Power wheelchairs come with foot platforms that can be adjusted for height and can flip up when not in use. Mobility scooters have fixed leg support, but other adjustments can be made to increase leg room and comfort, including seat sliders and tiller adjustments. As a rule of thumb, three-wheel scooters offer more legroom due to the central position of the single wheel in the front.
Padded, captain’s style seating is standard on electric wheelchairs and additional seating options may be available, depending on the model. They’re more spacious and contain larger seats and armrests. Mobility scooters typically have vinyl seating that can be adjusted or may be able to swivel.
While both power wheelchairs and mobility scooters can be operated indoors and outdoors to various degrees, your preference may depend on where you will be primarily using the product.
Because electric wheelchair users typically spend a significant amount of time in their chair, the product is designed to be convenient for indoor use. These wheelchairs have a smaller turning radius in order to navigate tight hallways, bathrooms, kitchens, and other common areas within a home. They also allow you to pull up closely to tables and other surfaces.

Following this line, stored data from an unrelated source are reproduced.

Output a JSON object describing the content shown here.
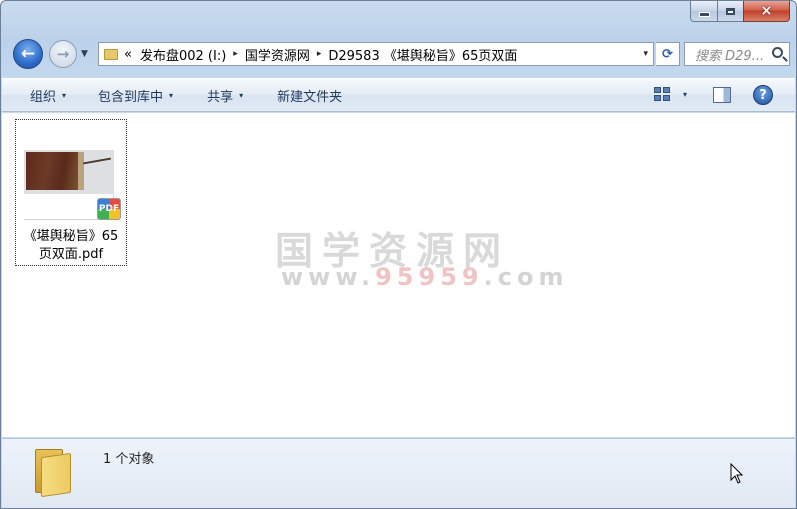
{
  "window": {
    "caption": {
      "minimize": "minimize",
      "maximize": "maximize",
      "close": "×"
    }
  },
  "nav": {
    "back_glyph": "←",
    "forward_glyph": "→",
    "history_glyph": "▼",
    "breadcrumb_overflow": "«",
    "breadcrumbs": [
      "发布盘002 (I:)",
      "国学资源网",
      "D29583 《堪舆秘旨》65页双面"
    ],
    "separator": "▸",
    "dropdown_glyph": "▾",
    "refresh_glyph": "⟳",
    "search_placeholder": "搜索 D29..."
  },
  "toolbar": {
    "organize": "组织",
    "include_in_library": "包含到库中",
    "share": "共享",
    "new_folder": "新建文件夹",
    "menu_arrow": "▾",
    "help": "?"
  },
  "files": [
    {
      "name_line1": "《堪舆秘旨》65",
      "name_line2": "页双面.pdf",
      "type": "PDF"
    }
  ],
  "watermark": {
    "cn": "国学资源网",
    "url_prefix": "www.",
    "url_accent": "95959",
    "url_suffix": ".com"
  },
  "details": {
    "count": "1 个对象"
  }
}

Mobility scooters, on the other hand, have a larger turning radius are not typically used to maneuver through tight spaces. Therefore, they’re not as convenient for home use, though they can be used indoors in larger areas.
However, these products are designed to be more rugged, which allows for outdoor use in a variety of environments. They’re also common for travel since many break down into several pieces for storage or transportation. And since users of mobility scooters don’t rely on them as their main method of transportation, they’re popular as a means of getting around outdoors either around the neighborhood, down the block, or while on vacation.

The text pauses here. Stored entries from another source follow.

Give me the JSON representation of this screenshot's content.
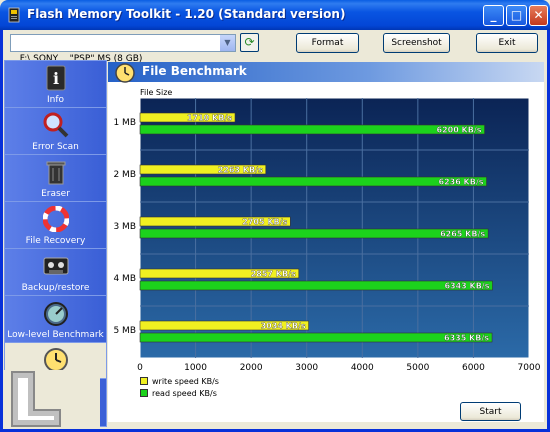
{
  "window": {
    "title": "Flash Memory Toolkit - 1.20 (Standard version)",
    "minimize": "_",
    "maximize": "□",
    "close": "✕"
  },
  "toolbar": {
    "drive": "F:\\ SONY    \"PSP\" MS (8 GB)",
    "format_label": "Format",
    "screenshot_label": "Screenshot",
    "exit_label": "Exit"
  },
  "sidebar": {
    "items": [
      {
        "label": "Info",
        "icon": "info-icon"
      },
      {
        "label": "Error Scan",
        "icon": "magnifier-icon"
      },
      {
        "label": "Eraser",
        "icon": "trash-icon"
      },
      {
        "label": "File Recovery",
        "icon": "lifebuoy-icon"
      },
      {
        "label": "Backup/restore",
        "icon": "tape-icon"
      },
      {
        "label": "Low-level Benchmark",
        "icon": "stopwatch-icon"
      },
      {
        "label": "File Benchmark",
        "icon": "clock-icon"
      }
    ],
    "active_index": 6
  },
  "panel": {
    "title": "File Benchmark",
    "start_label": "Start"
  },
  "colors": {
    "write": "#f0f021",
    "read": "#1cd21c",
    "plot_top": "#0b2455",
    "plot_bottom": "#2b6aa8"
  },
  "chart_data": {
    "type": "bar",
    "orientation": "horizontal",
    "ylabel": "File Size",
    "categories": [
      "1 MB",
      "2 MB",
      "3 MB",
      "4 MB",
      "5 MB"
    ],
    "series": [
      {
        "name": "write speed KB/s",
        "values": [
          1710,
          2263,
          2705,
          2857,
          3034
        ],
        "labels": [
          "1710 KB/s",
          "2263 KB/s",
          "2705 KB/s",
          "2857 KB/s",
          "3034 KB/s"
        ]
      },
      {
        "name": "read speed KB/s",
        "values": [
          6200,
          6236,
          6265,
          6343,
          6335
        ],
        "labels": [
          "6200 KB/s",
          "6236 KB/s",
          "6265 KB/s",
          "6343 KB/s",
          "6335 KB/s"
        ]
      }
    ],
    "xlim": [
      0,
      7000
    ],
    "xticks": [
      "0",
      "1000",
      "2000",
      "3000",
      "4000",
      "5000",
      "6000",
      "7000"
    ],
    "legend": "bottom-left",
    "grid": true
  }
}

In summary, electric wheelchairs are more suited for indoor use, while mobility scooters are more suited for outdoor use, though both can be used in various environments, depending on the surroundings.
A DME (Durable Medical Equipment) provider will guide you to what product will suit you best by doing a home assessment evaluation to make sure you choose the correct mobility device.
Medicare or Medicaid may cover a portion of the cost of a mobility device classified as durable medical equipment (DME) if it’s deemed to be medically necessary for use inside of a home. This requires a face-to-face examination with a physician to determine the medical needs of a potential user.
Typically, Medicare or private insurance will only provide coverage for those users that require assistance with activities of daily living around the house. So, for users whose physicians prescribe an electric wheelchair, insurance is likely to cover some of the cost.
Because mobility scooters are geared more toward outdoor use and for those who are otherwise mobile and able to perform functions of daily living inside the home, they’re unlikely to be covered by Medicare or private insurance.
Which is right for you?
Electric wheelchairs are preferred by those who struggle with everyday mobility and require assistance in performing the functions of daily living. The joystick control is also engineered for those who may lack upper body strength. They are the user’s main method of transportation.
Mobility scooters are better suited for those who may be fine getting around the house and living comfortably without assistance but may struggle with walking long distances. They’re not the user’s main method of transportation but can provide help in navigating outdoor environments.
Ultimately, the best way to get started is to schedule an examination with your physician, who can help you determine the mobility device that’s right for you. Pride® Mobility is proud to partner with mobility dealers all across the country, whose experts can also help guide you in the right direction for products that are more specifically suited to your needs.